In May, 1981, the assassination attempt against John Paul II took place on St. Peter's Square. Padre Pio's prophecy about Karol Wojtyla came back up for discussion. It was said that in 1947, Padre Pio had also foretold to the young Wojtyla the assassination attempt: “You will see your white cassock stained with blood.” Before this is confirmed, one can only consider this as a pious legend. However, the Pope never denied the fact that he did meet Padre Pio in 1947, and held him in high esteem ever since.

An indisputable proof of this high esteem for Padre Pio is an event that took place in 1962. Young Bishop Wojtyla was then in Rome, attending Vatican II. He received from Krakow a letter which informed him that one of his main collaborators, Dr. Wanda Poltawska, a doctor in psychiatry with whom he had worked a lot in family services, was seriously ill with throat cancer. The doctors had decided to operate on her, but the hope of saving her was almost nil.
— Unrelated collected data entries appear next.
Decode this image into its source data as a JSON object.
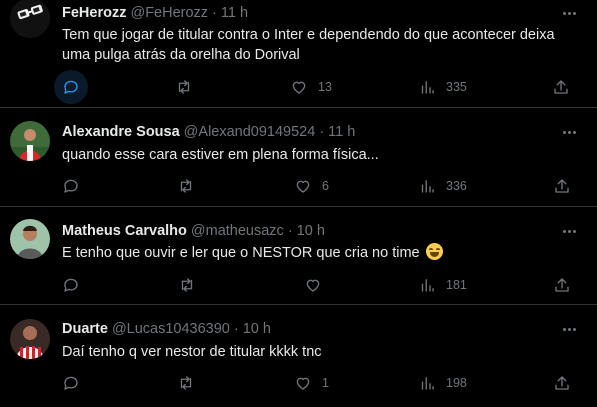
{
  "tweets": [
    {
      "name": "FeHerozz",
      "handle": "@FeHerozz",
      "time": "11 h",
      "text": "Tem que jogar de titular contra o Inter e dependendo do que acontecer deixa uma pulga atrás da orelha do Dorival",
      "emoji": "",
      "replies": "",
      "retweets": "",
      "likes": "13",
      "views": "335",
      "reply_highlighted": true
    },
    {
      "name": "Alexandre Sousa",
      "handle": "@Alexand09149524",
      "time": "11 h",
      "text": "quando esse cara estiver em plena forma física...",
      "emoji": "",
      "replies": "",
      "retweets": "",
      "likes": "6",
      "views": "336",
      "reply_highlighted": false
    },
    {
      "name": "Matheus Carvalho",
      "handle": "@matheusazc",
      "time": "10 h",
      "text": "E tenho que ouvir e ler que o NESTOR que cria no time",
      "emoji": "joy-emoji",
      "replies": "",
      "retweets": "",
      "likes": "",
      "views": "181",
      "reply_highlighted": false
    },
    {
      "name": "Duarte",
      "handle": "@Lucas10436390",
      "time": "10 h",
      "text": "Daí tenho q ver nestor de titular kkkk tnc",
      "emoji": "",
      "replies": "",
      "retweets": "",
      "likes": "1",
      "views": "198",
      "reply_highlighted": false
    }
  ],
  "separator": "·",
  "icons": {
    "reply": "reply-bubble-icon",
    "retweet": "retweet-arrows-icon",
    "like": "heart-icon",
    "views": "bar-chart-icon",
    "share": "share-upload-icon",
    "more": "more-dots-icon"
  },
  "colors": {
    "background": "#000000",
    "text": "#e7e9ea",
    "muted": "#71767b",
    "accent": "#1d9bf0",
    "border": "#2f3336"
  }
}
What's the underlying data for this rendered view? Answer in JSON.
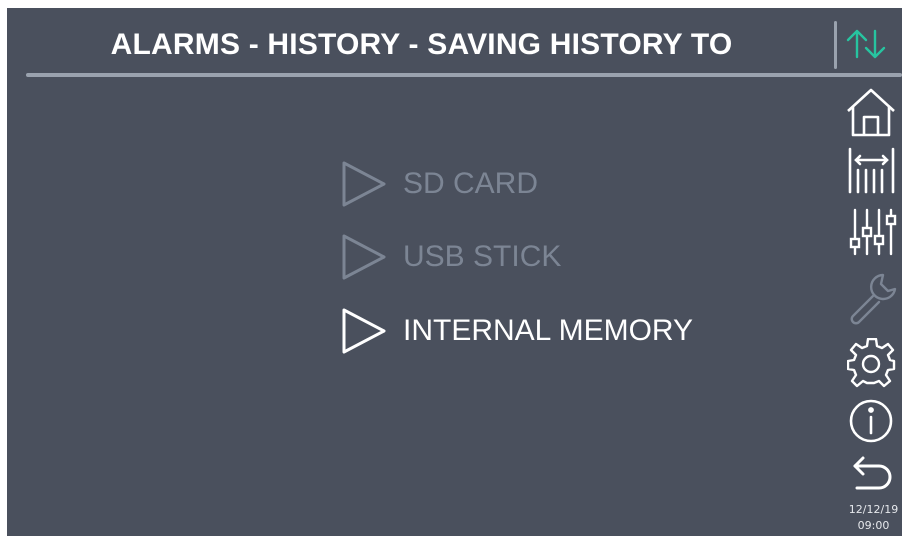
{
  "header": {
    "title": "ALARMS - HISTORY - SAVING HISTORY TO",
    "transfer_icon": "up-down-arrows-icon"
  },
  "menu": {
    "items": [
      {
        "label": "SD CARD",
        "state": "disabled"
      },
      {
        "label": "USB STICK",
        "state": "disabled"
      },
      {
        "label": "INTERNAL MEMORY",
        "state": "active"
      }
    ]
  },
  "sidebar": {
    "icons": [
      "home-icon",
      "measure-icon",
      "sliders-icon",
      "wrench-icon",
      "gear-icon",
      "info-icon",
      "back-icon"
    ]
  },
  "status": {
    "date": "12/12/19",
    "time": "09:00"
  },
  "colors": {
    "background": "#4a505d",
    "text_active": "#ffffff",
    "text_disabled": "#7c8594",
    "accent_arrows": "#27c4a0",
    "rule": "#9aa2ae"
  }
}
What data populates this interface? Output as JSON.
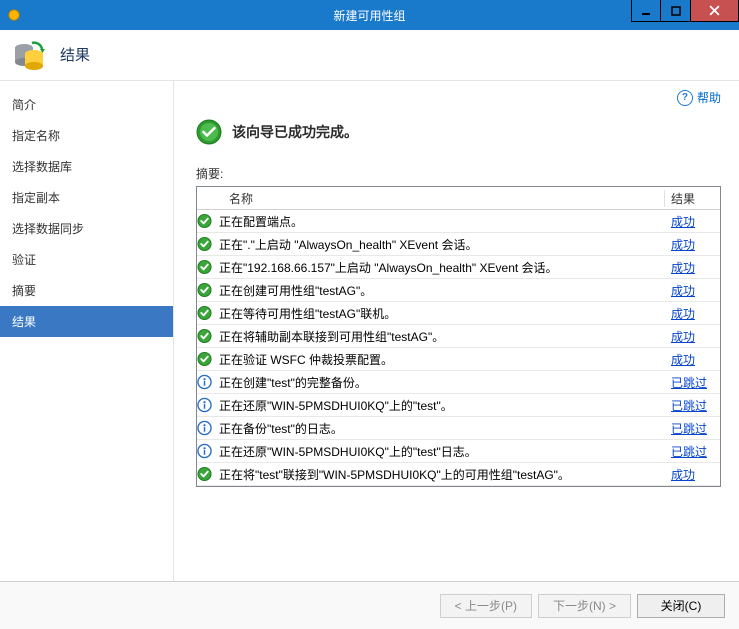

Wojtyla learned of the news with great sorrow, not only because she was a personal friend of his, but also because she was still young with four children, who would have become orphans. Medicine could do nothing. Wojtyla thought about Padre Pio. He wrote to Padre Pio a letter in Latin, which was handed to the Capuchine priest by Msgr. Angelo Battisti, who was working at the Secretary of State of the Vatican, and also the administrator of the House for the Relief of Suffering, the hospital founded by Padre Pio.

Msgr. Battista handed the letter to Padre Pio, who replied, after having read it: “Angelo, I cannot say no to this request.”

Eleven days later, Msgr. Battisti returned to San Giovanni Rotondo, with a second letter of Archbishop Wojtyla, in which he thanked Padre Pio, saying: “The lady who was ill with cancer was suddenly healed before entering the operating room.”

The dialogue begun in 1947 between Padre Pio and Karol Wojtyla continued. The admiration and esteem of Karol Wojtyla for Padre Pio increased after the death of the monk. Archbishop Wojtyla was the first one to send a letter in Rome to ask for the opening of the beatification process. On May 25, 1987, Pope John Paul II made a pastoral visit to San Giovanni Rotondo, to kneel and pray at Padre Pio's tomb. And it is he, Karol Wojtyla, now Pope John Paul II, who now officially declares Padre Pio a saint.

John Paul II praying at Padre Pio's tomb
in San Giovanni Rotondo on May 25, 1987.

This article was  published in the May-June-July, 2002 issue of “Michael”.